MIFTAH caps off workshop on social justice in government spending and local elections results
Ramallah – 31/5/2022—MIFTAH recently completed its second round of training as part of its “Working together as agents for change” project in four northern West Bank districts (Tubas, Jenin, Tulkarem and Qalqilya). The latest workshop revolved around citizens’ rights and the political participation of women and youth in local council elections.
The training included a detailed explanation of government expenditures, earmarked for the Ministry of Social Development’s social protection programs and how funds are disbursed for protection programs, shedding light on citizens’ basic and social rights, and promoting the right of access to these services, especially among marginalized sectors. Spending priorities of the Ministry and the nature of its social protection program services were presented and discussed. It also addressed the most significant gaps, which reflect the inability to offer comprehensive social services. These are due to a lack of financial resources, on the one hand, and disregard to the importance of these services as a priority on the government’s agenda, on the other.
In this regard, participants commented that Palestinian society is heavily burdened by the tremendous pressures of the occupation and the difficult living conditions of its people. This, they opined, will lead to even further deterioration, due to the inability of social protection programs to respond to growing social needs, signaling even more marginalization of vulnerable social sectors.
Sahar Al Rikh, from Jenin camp’s popular committee, said the workshop provided candidates with information and skills they did not have before, especially in regards to budgets.

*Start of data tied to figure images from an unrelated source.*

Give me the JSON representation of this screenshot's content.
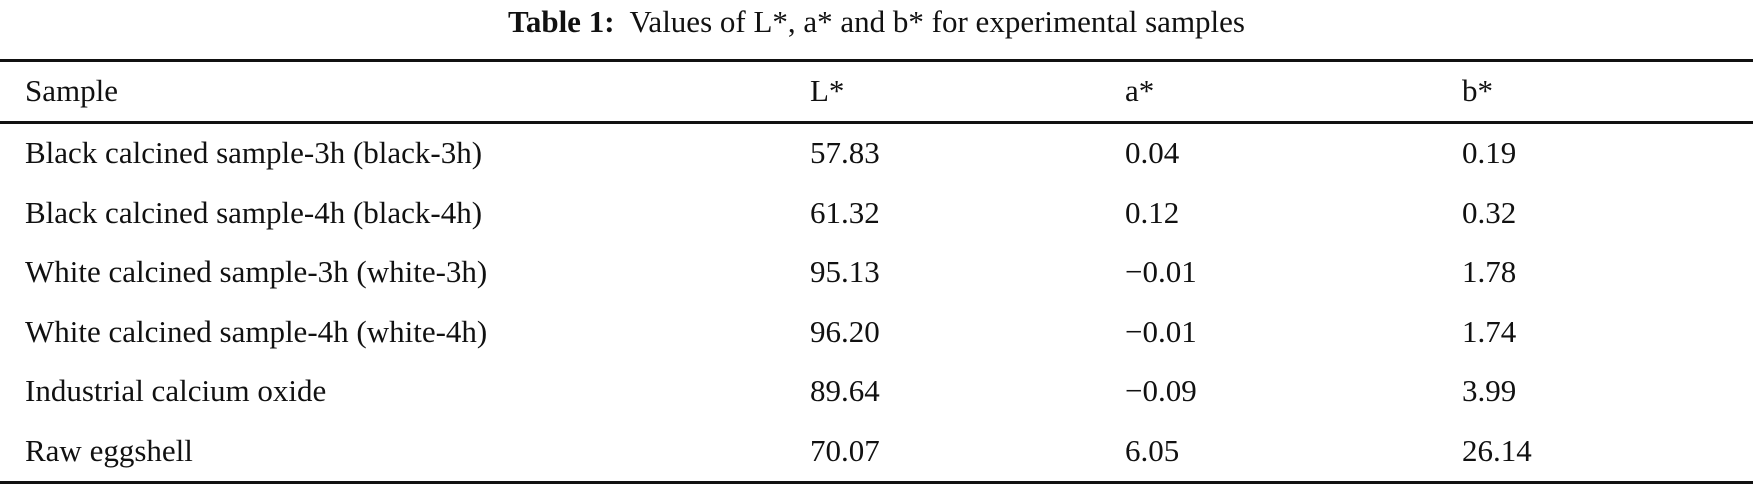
{
  "caption": {
    "label": "Table 1:",
    "text": "Values of L*, a* and b* for experimental samples"
  },
  "table": {
    "headers": [
      "Sample",
      "L*",
      "a*",
      "b*"
    ],
    "rows": [
      [
        "Black calcined sample-3h (black-3h)",
        "57.83",
        "0.04",
        "0.19"
      ],
      [
        "Black calcined sample-4h (black-4h)",
        "61.32",
        "0.12",
        "0.32"
      ],
      [
        "White calcined sample-3h (white-3h)",
        "95.13",
        "−0.01",
        "1.78"
      ],
      [
        "White calcined sample-4h (white-4h)",
        "96.20",
        "−0.01",
        "1.74"
      ],
      [
        "Industrial calcium oxide",
        "89.64",
        "−0.09",
        "3.99"
      ],
      [
        "Raw eggshell",
        "70.07",
        "6.05",
        "26.14"
      ]
    ]
  }
}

This, she said, enlightened candidates on the best use of information during the elections in terms of demanding the rights of their respective communities. This knowledge and information, she continued, can also be useful in questioning the government on these rights, which will strengthen candidates’ positions with their constituents. “Right now, I am capable of demanding the rights of the people I represent,” Al Rikh said. “This is why I ran in the popular committee elections and won. I proved that women are capable and that their voices can achieve the change we want.”
Jamileh Tuma, an activist and member of a women’s rehabilitation association in the town of Qafeen, said the workshop boosted her self-confidence. “For the first time, I can stand in front of a crowd and train with much more confidence than before. The training changed the way I think and if elections are held, I am going to run with a different perspective.”

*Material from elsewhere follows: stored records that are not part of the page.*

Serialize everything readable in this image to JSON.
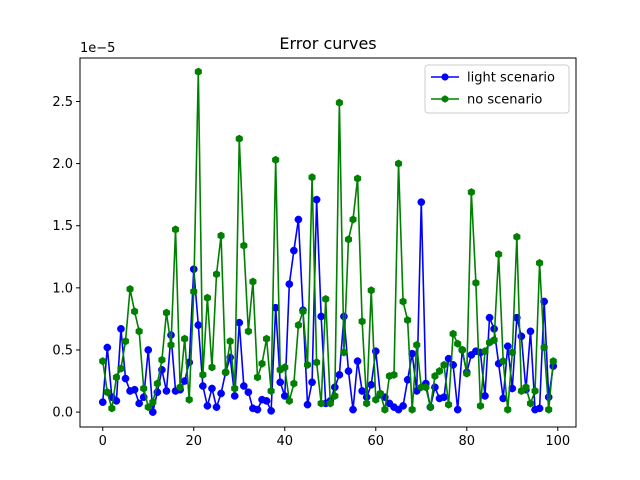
{
  "chart_data": {
    "type": "line",
    "title": "Error curves",
    "xlabel": "",
    "ylabel": "",
    "y_offset_label": "1e−5",
    "y_scale_factor": 1e-05,
    "xlim": [
      -5,
      104
    ],
    "ylim": [
      -0.12,
      2.85
    ],
    "x_ticks": [
      0,
      20,
      40,
      60,
      80,
      100
    ],
    "x_tick_labels": [
      "0",
      "20",
      "40",
      "60",
      "80",
      "100"
    ],
    "y_ticks": [
      0.0,
      0.5,
      1.0,
      1.5,
      2.0,
      2.5
    ],
    "y_tick_labels": [
      "0.0",
      "0.5",
      "1.0",
      "1.5",
      "2.0",
      "2.5"
    ],
    "grid": false,
    "legend_position": "top-right",
    "x": [
      0,
      1,
      2,
      3,
      4,
      5,
      6,
      7,
      8,
      9,
      10,
      11,
      12,
      13,
      14,
      15,
      16,
      17,
      18,
      19,
      20,
      21,
      22,
      23,
      24,
      25,
      26,
      27,
      28,
      29,
      30,
      31,
      32,
      33,
      34,
      35,
      36,
      37,
      38,
      39,
      40,
      41,
      42,
      43,
      44,
      45,
      46,
      47,
      48,
      49,
      50,
      51,
      52,
      53,
      54,
      55,
      56,
      57,
      58,
      59,
      60,
      61,
      62,
      63,
      64,
      65,
      66,
      67,
      68,
      69,
      70,
      71,
      72,
      73,
      74,
      75,
      76,
      77,
      78,
      79,
      80,
      81,
      82,
      83,
      84,
      85,
      86,
      87,
      88,
      89,
      90,
      91,
      92,
      93,
      94,
      95,
      96,
      97,
      98,
      99
    ],
    "series": [
      {
        "name": "light scenario",
        "color": "#0000ff",
        "marker": "circle",
        "values": [
          0.08,
          0.52,
          0.12,
          0.09,
          0.67,
          0.27,
          0.17,
          0.18,
          0.07,
          0.12,
          0.5,
          0.0,
          0.16,
          0.34,
          0.17,
          0.62,
          0.17,
          0.18,
          0.25,
          0.4,
          1.15,
          0.7,
          0.21,
          0.05,
          0.19,
          0.04,
          0.15,
          0.32,
          0.44,
          0.13,
          0.72,
          0.21,
          0.16,
          0.03,
          0.02,
          0.1,
          0.09,
          0.01,
          0.84,
          0.24,
          0.13,
          1.03,
          1.3,
          1.55,
          0.82,
          0.06,
          0.24,
          1.71,
          0.77,
          0.07,
          0.09,
          0.2,
          0.3,
          0.77,
          0.33,
          0.02,
          0.41,
          0.17,
          0.12,
          0.22,
          0.49,
          0.14,
          0.12,
          0.07,
          0.04,
          0.02,
          0.05,
          0.26,
          0.47,
          0.17,
          1.69,
          0.23,
          0.04,
          0.2,
          0.11,
          0.12,
          0.43,
          0.38,
          0.02,
          0.5,
          0.32,
          0.46,
          0.49,
          0.48,
          0.13,
          0.76,
          0.67,
          0.39,
          0.11,
          0.53,
          0.19,
          0.76,
          0.61,
          0.18,
          0.65,
          0.02,
          0.03,
          0.89,
          0.12,
          0.37
        ]
      },
      {
        "name": "no scenario",
        "color": "#008000",
        "marker": "hexagon",
        "values": [
          0.41,
          0.16,
          0.03,
          0.28,
          0.35,
          0.57,
          0.99,
          0.81,
          0.65,
          0.19,
          0.04,
          0.08,
          0.23,
          0.42,
          0.8,
          0.54,
          1.47,
          0.2,
          0.59,
          0.1,
          0.97,
          2.74,
          0.3,
          0.92,
          0.36,
          1.11,
          1.42,
          0.32,
          0.57,
          0.19,
          2.2,
          1.34,
          0.65,
          1.05,
          0.28,
          0.39,
          0.59,
          0.17,
          2.03,
          0.34,
          0.36,
          0.09,
          0.23,
          0.7,
          0.81,
          0.38,
          1.89,
          0.4,
          0.07,
          0.91,
          0.07,
          0.13,
          2.49,
          0.48,
          1.39,
          1.55,
          1.88,
          0.73,
          0.07,
          0.98,
          0.1,
          0.15,
          0.02,
          0.29,
          0.3,
          2.0,
          0.89,
          0.74,
          0.02,
          0.54,
          0.2,
          0.2,
          0.04,
          0.29,
          0.33,
          0.38,
          0.06,
          0.63,
          0.55,
          0.5,
          0.31,
          1.77,
          1.04,
          0.05,
          0.49,
          0.56,
          0.58,
          1.27,
          0.41,
          0.02,
          0.48,
          1.41,
          0.17,
          0.2,
          0.07,
          0.17,
          1.2,
          0.52,
          0.02,
          0.41
        ]
      }
    ]
  }
}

These training workshops fall within MIFTAH’s strategic approaches to support and empower the involvement of women and youth leaders in public affairs, with a focus on the exercise of citizens’ rights and the political participation of women and youth, especially in general and local elections. Within its EU-funded project, “Working together as agents for change” in partnership with WCLAC, MIFTAH has carried out several interventions geared towards the capacity-building of youth, women, and grassroots organizations, to educate the public on citizens’ rights and the political participation of women and youth in the elections process. The interventions also promote the societal concept of democratic, peaceful transfer of power, whether at the level of local councils or in general elections (legislative and presidential).

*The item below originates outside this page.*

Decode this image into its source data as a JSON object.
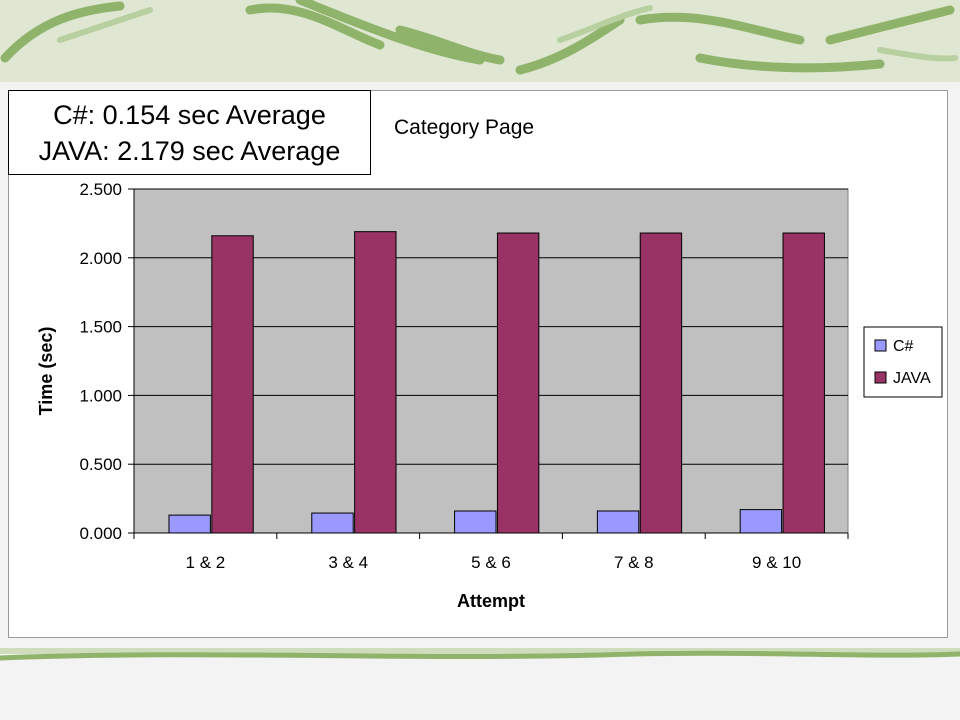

The trainings began at the beginning of November 2021, during which around 80 participants (both male and female) were trained on local elections and the political participation of women and youth. They were then resumed in the first week of December, when around 360 meetings were held over two phases.
Furthermore, 16 facilitators from the previous trainings (four from each district) were trained, holding 32 meetings to raise awareness on the elections (comparing the percentage of participation of youth and women in past elections) and on the Ministry of Social Development budget.